What is a Proof of Sustainability? +

The Proof of Sustainability (PoS) is the core digital proof for an imported volume: a digital declaration by the certified producer that a given quantity is RFNBO-compliant. Under RED III the PoS must be physically tied to the traded molecule through mass balance, not book-and-claim, so it travels along the import chain, from the producer abroad through shipping, the terminal and on to the off-taker, and is updated at every change of ownership. The RFNBO certification behind it is a precondition and is covered in a separate article. The digital proof is what makes an imported tonne eligible for funding, countable against quotas and saleable as green.

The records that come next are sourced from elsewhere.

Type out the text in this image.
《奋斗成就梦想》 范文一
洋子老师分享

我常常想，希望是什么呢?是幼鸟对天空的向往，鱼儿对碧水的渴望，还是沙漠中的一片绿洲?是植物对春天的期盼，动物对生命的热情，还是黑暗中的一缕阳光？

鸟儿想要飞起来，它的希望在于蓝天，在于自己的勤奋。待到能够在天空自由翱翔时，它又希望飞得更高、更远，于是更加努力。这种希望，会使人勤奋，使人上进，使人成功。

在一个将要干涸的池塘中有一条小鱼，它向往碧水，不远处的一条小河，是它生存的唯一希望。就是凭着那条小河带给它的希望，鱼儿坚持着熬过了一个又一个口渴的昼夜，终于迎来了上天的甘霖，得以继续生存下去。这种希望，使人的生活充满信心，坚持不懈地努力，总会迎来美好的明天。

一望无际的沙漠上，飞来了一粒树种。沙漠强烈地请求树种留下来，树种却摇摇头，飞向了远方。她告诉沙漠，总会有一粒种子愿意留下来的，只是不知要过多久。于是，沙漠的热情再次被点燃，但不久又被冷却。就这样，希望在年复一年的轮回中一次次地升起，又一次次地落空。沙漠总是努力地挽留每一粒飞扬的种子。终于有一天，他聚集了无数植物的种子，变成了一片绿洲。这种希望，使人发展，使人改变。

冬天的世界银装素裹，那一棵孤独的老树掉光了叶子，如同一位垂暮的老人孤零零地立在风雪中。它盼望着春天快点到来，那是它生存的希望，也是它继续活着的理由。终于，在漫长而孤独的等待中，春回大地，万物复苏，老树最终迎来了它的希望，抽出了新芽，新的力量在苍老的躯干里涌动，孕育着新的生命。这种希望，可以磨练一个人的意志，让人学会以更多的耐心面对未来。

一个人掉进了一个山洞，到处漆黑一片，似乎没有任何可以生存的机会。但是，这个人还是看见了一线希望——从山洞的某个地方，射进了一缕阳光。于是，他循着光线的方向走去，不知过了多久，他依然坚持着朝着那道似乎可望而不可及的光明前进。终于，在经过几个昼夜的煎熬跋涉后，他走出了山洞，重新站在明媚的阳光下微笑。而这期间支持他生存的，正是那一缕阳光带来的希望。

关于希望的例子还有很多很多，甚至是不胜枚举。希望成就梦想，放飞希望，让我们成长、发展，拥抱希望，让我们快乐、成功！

How is the origin traced digitally? +

All Proofs of Sustainability must be booked into the EU Union Database, the central digital ledger against double counting, which exchanges data with national registers. Beyond that, platform and blockchain tools secure and speed the documentation flow: H2Global published a policy brief on blockchain in hydrogen certification in September 2023, and operational examples include GreenToken by SAP (with TÜV NORD), the Siemens Energy Clean Energy Certification (with TÜV SÜD and dena) and an ISCC pilot with Circularise. These tools do not replace the audits or the Union Database; they secure and accelerate the document flow that sits on top of them.